As iniciativas de cidades esponjas se multiplicam, mas há preocupação em como renovar os conceitos de infraestrutura e projeto urbano para acompanhar essas inovações. Além disso, é necessário criar esquemas financeiros e aportes tecnológicos específicos. Uma rede de políticas públicas deve acompanhar o estabelecimento de cidades esponjas, e isso leva tempo [1].

Do lado da tecnologia, a China está se engajando em redes internacionais de pesquisas neste tema, como a parceria hídrica entre a Europa e a China (Chinese European Water Partnership, CEWP) [1]. A criação de inovações na China e através de parcerias internacionais pode mudar a forma como a China enfrenta os problemas da água urbana.

De início, serão necessárias inovações de compartilhamento de dados (crowdsourced data, CSD), em especial o monitoramento participativo, através do uso de celulares, que irá conviver e se relacionar com as formas tradicionais de geração de dados hídricos [1]. Um exemplo é o aplicativo de celulares Crowd Water App (CWApp), da Agência de Águas da Suíça, que é um instrumento de ciência cidadã para facilitar a participação das pessoas na gestão hídrica de suas cidades.

Em segundo lugar, o compartilhamento de dados pode se dar através da tecnologia de internet das coisas (IoT) e contribuir na avaliação em tempo real dos sistemas de drenagem urbana através de mecanismos de monitoramento, por exemplo, instalados em bombas hidráulicas. Contudo, ainda é complicado usar dados hidrológicos de modo tradicional e dados gerados por celulares. São dados que envolvem tipos diferentes de erros metodológicos, e ainda seria necessário desenvolver uma plataforma de assimilação de dados [1]. Estas e outras inovações podem gerar novos produtos e serviços.

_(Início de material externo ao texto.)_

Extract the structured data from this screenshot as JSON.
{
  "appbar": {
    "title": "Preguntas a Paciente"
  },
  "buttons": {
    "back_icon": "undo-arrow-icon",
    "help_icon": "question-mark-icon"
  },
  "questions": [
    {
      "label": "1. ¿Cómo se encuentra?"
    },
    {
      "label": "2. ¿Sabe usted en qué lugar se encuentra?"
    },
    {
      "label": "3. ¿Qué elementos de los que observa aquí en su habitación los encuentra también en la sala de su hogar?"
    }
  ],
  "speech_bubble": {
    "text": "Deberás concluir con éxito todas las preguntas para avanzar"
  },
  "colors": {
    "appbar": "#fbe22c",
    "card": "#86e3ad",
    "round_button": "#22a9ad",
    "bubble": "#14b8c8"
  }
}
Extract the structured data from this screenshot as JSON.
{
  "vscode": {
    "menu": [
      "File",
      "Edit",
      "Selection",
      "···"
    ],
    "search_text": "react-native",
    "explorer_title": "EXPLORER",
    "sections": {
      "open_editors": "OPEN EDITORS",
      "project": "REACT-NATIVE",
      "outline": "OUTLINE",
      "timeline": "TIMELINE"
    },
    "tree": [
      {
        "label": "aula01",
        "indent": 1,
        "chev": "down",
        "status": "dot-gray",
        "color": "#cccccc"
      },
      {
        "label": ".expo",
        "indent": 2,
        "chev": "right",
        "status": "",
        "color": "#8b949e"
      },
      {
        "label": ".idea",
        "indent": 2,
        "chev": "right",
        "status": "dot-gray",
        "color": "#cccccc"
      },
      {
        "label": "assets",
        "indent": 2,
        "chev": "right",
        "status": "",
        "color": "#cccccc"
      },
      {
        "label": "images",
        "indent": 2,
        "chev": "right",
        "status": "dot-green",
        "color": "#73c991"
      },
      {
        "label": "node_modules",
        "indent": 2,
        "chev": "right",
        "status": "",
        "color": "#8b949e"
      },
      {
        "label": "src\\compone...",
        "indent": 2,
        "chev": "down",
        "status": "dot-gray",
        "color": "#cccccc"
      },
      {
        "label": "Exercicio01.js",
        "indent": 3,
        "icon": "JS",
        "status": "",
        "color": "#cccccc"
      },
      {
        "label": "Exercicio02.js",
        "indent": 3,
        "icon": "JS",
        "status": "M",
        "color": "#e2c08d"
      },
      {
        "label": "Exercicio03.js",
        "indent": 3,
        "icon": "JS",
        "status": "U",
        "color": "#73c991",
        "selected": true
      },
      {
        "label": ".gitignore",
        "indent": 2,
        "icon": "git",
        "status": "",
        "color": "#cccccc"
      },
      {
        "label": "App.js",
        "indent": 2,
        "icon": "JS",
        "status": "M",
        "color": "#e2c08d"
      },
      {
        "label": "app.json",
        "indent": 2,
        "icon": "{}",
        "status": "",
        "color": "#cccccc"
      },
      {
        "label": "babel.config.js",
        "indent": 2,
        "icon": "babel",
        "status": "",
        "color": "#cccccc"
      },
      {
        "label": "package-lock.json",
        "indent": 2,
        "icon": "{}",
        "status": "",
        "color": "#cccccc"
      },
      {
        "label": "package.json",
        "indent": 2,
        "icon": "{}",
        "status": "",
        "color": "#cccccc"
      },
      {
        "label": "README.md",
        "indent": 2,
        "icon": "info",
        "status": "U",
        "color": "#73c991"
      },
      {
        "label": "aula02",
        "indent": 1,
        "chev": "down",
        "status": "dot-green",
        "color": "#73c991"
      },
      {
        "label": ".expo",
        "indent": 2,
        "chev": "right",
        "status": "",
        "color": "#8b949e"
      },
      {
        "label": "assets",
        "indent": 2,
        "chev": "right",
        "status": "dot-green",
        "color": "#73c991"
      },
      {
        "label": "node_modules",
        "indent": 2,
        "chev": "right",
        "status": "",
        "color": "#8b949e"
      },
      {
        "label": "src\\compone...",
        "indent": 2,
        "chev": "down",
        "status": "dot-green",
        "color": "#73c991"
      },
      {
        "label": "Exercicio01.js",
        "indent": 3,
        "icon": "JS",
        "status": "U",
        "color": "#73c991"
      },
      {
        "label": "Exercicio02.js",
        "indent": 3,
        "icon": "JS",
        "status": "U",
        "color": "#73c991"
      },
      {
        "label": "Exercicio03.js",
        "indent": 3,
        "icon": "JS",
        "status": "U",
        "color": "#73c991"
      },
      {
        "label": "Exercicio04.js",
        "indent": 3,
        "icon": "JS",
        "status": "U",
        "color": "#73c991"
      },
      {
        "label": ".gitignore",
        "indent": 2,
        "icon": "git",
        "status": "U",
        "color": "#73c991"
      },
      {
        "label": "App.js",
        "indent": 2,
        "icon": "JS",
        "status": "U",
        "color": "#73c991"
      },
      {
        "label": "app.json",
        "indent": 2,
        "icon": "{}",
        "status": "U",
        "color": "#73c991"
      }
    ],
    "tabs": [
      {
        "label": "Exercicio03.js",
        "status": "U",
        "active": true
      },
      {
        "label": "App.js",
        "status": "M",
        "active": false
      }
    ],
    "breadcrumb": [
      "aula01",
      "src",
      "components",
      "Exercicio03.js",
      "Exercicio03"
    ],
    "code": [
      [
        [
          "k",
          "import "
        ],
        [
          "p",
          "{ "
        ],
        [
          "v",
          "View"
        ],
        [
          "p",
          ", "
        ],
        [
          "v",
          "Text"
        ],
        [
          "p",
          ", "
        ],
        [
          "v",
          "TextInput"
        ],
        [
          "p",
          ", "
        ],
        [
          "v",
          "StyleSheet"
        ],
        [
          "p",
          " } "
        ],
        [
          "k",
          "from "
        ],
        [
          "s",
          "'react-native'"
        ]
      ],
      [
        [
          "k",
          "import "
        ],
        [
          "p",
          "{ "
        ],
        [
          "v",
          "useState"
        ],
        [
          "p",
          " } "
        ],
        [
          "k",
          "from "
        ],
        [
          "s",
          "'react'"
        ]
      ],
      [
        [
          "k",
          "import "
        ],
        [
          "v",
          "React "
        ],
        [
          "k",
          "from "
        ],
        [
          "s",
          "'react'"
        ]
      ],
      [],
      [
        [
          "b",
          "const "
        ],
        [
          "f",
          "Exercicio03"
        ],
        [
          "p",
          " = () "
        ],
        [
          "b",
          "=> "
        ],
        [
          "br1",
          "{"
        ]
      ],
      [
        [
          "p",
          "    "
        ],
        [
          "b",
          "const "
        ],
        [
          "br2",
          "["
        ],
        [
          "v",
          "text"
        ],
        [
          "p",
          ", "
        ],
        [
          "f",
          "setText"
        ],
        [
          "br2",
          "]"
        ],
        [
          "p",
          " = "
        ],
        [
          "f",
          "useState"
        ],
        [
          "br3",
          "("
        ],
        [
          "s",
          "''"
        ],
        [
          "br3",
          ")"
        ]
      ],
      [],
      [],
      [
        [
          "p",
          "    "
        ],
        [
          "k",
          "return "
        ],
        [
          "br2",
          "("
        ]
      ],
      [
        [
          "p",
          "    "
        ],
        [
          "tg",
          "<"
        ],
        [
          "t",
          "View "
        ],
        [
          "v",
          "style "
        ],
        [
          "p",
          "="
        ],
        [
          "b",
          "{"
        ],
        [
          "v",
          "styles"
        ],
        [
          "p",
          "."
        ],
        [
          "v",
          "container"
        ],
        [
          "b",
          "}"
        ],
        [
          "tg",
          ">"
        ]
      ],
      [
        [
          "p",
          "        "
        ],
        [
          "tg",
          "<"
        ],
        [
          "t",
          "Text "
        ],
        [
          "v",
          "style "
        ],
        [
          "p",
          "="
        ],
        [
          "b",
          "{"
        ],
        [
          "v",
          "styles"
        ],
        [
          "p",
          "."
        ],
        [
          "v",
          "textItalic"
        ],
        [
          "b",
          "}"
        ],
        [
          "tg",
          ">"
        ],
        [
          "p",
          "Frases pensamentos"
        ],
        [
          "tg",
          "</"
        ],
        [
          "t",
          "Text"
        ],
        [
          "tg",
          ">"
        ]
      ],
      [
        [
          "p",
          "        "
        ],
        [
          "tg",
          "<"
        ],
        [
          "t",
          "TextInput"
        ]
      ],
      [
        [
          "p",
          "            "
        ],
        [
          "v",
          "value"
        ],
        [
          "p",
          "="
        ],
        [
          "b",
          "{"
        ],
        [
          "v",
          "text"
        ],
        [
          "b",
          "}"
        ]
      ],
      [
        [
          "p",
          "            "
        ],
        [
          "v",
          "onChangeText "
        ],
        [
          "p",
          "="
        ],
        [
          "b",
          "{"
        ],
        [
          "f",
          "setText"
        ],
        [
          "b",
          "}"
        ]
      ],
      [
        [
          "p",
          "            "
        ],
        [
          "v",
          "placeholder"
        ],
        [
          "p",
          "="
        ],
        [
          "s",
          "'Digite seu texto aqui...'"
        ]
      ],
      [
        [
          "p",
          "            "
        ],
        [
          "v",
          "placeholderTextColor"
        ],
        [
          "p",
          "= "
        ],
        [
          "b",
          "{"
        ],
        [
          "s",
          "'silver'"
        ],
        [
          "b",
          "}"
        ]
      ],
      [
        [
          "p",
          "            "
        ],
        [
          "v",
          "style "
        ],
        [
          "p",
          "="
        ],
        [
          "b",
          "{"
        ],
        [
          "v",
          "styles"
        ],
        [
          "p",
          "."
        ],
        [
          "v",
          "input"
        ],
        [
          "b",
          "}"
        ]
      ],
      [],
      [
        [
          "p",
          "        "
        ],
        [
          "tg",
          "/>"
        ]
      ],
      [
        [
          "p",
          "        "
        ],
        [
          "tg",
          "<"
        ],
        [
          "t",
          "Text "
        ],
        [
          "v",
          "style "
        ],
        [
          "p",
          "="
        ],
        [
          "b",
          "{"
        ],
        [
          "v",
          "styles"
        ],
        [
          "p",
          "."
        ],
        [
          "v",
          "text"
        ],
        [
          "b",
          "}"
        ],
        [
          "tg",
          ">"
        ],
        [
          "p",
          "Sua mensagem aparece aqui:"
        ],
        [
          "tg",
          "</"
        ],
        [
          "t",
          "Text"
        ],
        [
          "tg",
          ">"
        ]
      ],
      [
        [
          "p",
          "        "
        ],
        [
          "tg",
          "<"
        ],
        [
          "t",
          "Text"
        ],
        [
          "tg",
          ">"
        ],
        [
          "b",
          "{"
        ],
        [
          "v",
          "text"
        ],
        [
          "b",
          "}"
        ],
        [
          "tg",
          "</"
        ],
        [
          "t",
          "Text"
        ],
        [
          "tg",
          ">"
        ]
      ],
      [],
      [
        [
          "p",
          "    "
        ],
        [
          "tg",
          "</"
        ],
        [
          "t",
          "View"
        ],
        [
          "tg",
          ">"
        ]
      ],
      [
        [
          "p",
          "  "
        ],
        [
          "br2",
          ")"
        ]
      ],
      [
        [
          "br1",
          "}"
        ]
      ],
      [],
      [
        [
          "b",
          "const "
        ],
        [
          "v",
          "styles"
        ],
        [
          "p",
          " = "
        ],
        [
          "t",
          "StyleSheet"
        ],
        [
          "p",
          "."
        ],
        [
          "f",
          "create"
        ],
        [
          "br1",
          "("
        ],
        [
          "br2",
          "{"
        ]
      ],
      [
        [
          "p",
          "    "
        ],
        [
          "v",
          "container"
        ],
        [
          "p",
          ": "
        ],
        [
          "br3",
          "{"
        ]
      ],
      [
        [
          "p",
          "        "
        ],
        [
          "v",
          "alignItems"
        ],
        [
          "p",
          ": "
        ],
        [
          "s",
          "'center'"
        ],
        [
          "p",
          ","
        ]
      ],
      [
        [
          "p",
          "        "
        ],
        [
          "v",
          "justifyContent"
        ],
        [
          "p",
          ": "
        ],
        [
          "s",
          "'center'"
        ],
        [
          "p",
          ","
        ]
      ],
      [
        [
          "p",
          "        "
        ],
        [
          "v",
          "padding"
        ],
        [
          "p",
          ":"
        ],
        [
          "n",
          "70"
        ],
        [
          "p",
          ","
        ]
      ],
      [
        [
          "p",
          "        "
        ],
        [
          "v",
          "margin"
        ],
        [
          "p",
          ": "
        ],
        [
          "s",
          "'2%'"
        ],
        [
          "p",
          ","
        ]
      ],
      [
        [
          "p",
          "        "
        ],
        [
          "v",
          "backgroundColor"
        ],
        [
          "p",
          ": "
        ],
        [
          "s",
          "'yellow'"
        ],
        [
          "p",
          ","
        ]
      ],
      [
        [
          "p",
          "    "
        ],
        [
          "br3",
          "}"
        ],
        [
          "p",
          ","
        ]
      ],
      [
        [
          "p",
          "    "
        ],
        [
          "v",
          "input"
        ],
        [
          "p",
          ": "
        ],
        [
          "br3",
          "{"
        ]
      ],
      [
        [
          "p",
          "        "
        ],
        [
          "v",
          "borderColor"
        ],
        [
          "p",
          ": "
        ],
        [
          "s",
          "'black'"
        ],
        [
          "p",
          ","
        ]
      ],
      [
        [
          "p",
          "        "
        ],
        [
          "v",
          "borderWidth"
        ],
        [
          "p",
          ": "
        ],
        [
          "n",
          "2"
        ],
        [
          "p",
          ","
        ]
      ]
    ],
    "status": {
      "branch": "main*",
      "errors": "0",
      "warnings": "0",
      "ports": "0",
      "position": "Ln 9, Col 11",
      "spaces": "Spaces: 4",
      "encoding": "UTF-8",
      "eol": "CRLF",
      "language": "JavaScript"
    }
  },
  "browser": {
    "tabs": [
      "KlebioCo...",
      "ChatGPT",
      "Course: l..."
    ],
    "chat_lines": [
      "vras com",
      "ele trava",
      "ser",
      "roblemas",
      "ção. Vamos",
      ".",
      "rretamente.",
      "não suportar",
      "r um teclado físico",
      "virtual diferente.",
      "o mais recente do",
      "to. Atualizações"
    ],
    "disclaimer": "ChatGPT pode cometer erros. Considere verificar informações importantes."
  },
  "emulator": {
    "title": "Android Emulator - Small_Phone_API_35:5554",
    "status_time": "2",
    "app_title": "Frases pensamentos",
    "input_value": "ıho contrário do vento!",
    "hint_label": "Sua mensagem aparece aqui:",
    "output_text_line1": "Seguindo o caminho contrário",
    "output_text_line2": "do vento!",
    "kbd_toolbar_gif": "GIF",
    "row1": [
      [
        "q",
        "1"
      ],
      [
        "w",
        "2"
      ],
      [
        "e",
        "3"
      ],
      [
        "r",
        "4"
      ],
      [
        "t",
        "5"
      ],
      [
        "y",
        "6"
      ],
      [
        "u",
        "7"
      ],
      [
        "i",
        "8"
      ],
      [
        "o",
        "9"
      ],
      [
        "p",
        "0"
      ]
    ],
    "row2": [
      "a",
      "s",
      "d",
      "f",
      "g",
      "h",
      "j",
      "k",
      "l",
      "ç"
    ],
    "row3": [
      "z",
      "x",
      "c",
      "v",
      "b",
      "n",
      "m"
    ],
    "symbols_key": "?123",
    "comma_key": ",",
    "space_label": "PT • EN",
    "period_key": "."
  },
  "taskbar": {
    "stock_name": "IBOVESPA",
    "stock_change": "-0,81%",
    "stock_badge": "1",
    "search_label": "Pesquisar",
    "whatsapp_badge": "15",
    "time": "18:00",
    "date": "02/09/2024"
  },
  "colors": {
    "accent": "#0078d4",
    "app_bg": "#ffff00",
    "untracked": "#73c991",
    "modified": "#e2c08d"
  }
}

Os desafios atuais dizem respeito à incerteza presente no futuro das condições hidroclimáticas ligadas às projeções dos cenários climáticos, e às complicações para a adaptação da infraestrutura urbana dentro de um tempo de vida operacional [2]. Outro desafio é a forma como estas soluções serão financiadas e negociadas com gestões urbanas, do meio ambiente e do clima. O conceito de redes de políticas públicas e de operadores políticos em rede pode ser uma opção para o florescimento das cidades esponjas [3].

Referências:

[1]ZEVENBERGEN, Chris; FU, Dafang; PATHIRANA, Assela. Transitioning to sponge cities: Challenges and opportunities to address urban water problems in China. Water, v. 10, n. 9, p. 1230, 2018.

[2] QI, Yunfei et al. Addressing challenges of urban water management in Chinese sponge cities via nature-based solutions. Water, v. 12, n. 10, p. 2788, 2020. 

[3] ABERS, Rebeca Neaera; KECK, Margaret E. Autoridade prática: ação criativa e mudança institucional na política das águas do Brasil. In: Autoridade prática: ação criativa e mudança institucional na política das águas do Brasil. 2017. p. 331-331.